Im zweiten Schritt setzen die Wissenschaftler sozusagen winzige Ströme in bestimmte Gebiete des virtuellen Testperson-Gehirns. Die Auswahl der avisierten Regionen beruht auf bisherigen Forschungsergebnissen. Im dritten Schritt werden die Eigenschaften der Ströme - Ort, Richtung und Stärke - durch computergestützte Optimierung so weit verändert, dass das resultierende Magnetfeld dem gemessenen Magnetfeld auf der "Wetterkarte" weitgehend entspricht. So bestimmt dieses "Quellen-Modell" die Orte und die Stärke von Hirnaktivierungen bei einem Experiment. Doch ob die so berechneten Orte mit den tatsächlich im Gehirn aktivierten Regionen übereinstimmen, hängt von diversen Faktoren ab: Die gemessene Magnetfeldverteilung muss beispielsweise weitgehend frei von magnetischen Störfeldern sein. Besonders ungünstig wirken sich Störfelder aus, die etwa im Herzen erzeugt werden, da sich das Rechenverfahren nur auf ein Modell des Kopfes stützt. Außerdem legt die Wahl des Quellenmodells auch die Art der Lösung fest. Erhöht man bei der Berechnung etwa die vermutete Anzahl der aktiven Hirnzentren, können sich die Orte der zuvor ermittelten Aktivitätsschwerpunkte verschieben. Schließlich beschreiben selbst die komplizierteren Computer-Modelle des Kopfes die Wirklichkeit nicht exakt und führen deshalb zu Fehlern.

Die ständige Optimierung der Auswertung sowie die Anpassung und Weiterentwicklung der Methoden gehört daher zu den Aufgaben des Teams um Burkhard Maess. Beispielsweise kann der Einfluss der Herz-Magnetfelder durch zwei neue Verfahren reduziert werden. Beide Methoden berechnen das räumlich-zeitliche Muster der Störungen und versuchen diese aus dem gemessenen Magnetfeld sozusagen abzuziehen.

Die oben beschriebenen BEM - Methoden, welche den Kopf als Dreischicht-Leiter modellieren, sollten als eine erste gute Approximation angesehen werden.

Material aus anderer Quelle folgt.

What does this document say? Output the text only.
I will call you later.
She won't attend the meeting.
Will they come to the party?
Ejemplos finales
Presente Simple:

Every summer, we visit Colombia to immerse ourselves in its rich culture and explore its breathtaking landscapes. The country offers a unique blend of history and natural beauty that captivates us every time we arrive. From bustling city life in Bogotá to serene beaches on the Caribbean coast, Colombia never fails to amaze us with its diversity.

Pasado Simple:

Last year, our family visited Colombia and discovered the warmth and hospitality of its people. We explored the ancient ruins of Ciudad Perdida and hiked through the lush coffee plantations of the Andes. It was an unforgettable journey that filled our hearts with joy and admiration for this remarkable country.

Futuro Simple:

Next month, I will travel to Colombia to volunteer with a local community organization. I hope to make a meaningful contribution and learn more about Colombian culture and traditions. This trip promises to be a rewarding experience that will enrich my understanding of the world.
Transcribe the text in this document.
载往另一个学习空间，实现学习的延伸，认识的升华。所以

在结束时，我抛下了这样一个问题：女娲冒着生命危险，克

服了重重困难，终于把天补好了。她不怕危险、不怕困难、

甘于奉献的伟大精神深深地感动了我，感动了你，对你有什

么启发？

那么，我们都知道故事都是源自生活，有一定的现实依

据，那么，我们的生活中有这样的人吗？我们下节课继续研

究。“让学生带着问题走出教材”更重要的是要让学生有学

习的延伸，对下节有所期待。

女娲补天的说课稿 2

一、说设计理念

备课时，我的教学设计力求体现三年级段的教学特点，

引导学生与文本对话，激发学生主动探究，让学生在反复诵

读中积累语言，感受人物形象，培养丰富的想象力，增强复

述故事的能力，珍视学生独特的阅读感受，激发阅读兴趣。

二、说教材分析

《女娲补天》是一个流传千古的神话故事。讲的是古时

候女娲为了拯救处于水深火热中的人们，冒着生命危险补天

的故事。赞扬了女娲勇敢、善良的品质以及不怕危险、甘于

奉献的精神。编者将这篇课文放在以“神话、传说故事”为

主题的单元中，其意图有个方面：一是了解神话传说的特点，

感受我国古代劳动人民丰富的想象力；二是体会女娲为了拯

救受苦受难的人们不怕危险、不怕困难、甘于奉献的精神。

Um aber Inhomogenitäten und Richtungsabhängigkeiten in den Materialeigenschaften von Hirngewebe individuell sehr genau zu modellieren, werden rechenintensivere numerische Verfahren wie die Methode der "Finiten Elemente (FE)" benötigt. Insbesondere pathologische Veränderugen der Gewebe bei z.B. Hirntumoren oder Löcher im Schädelknochen nach operativen Eingriffen, können in die FE-Feldberechnungen sehr leicht integriert werden. Im Rahmen eines EU-Projektes entwickelte Carsten Wolters eine auf die Bedürfnisse der kognitiven Hirnforschung angepasste Software.

Neben den Arbeiten für die psychologische Grundlagenforschung engagiert sich das MPI-Team auch in praktisch wichtigen Projekten. So hat es zusammen mit dem neurologischen Rehabilitationszentrum Bennewitz belegt, wie sich Fortschritte in der Rehabilitation von Schlaganfall-Patienten mit dem MEG dokumentieren lassen. Gerade zu Beginn der Rehabilitation sind die Therapieerfolge so klein, dass man sie nicht am Verhalten des Patienten erkennt. Doch ein stärkeres MEG-Signal kann enthüllen, ob die Funktion einer beschädigten Hirnregion von anderen Arealen übernommen wird oder nicht.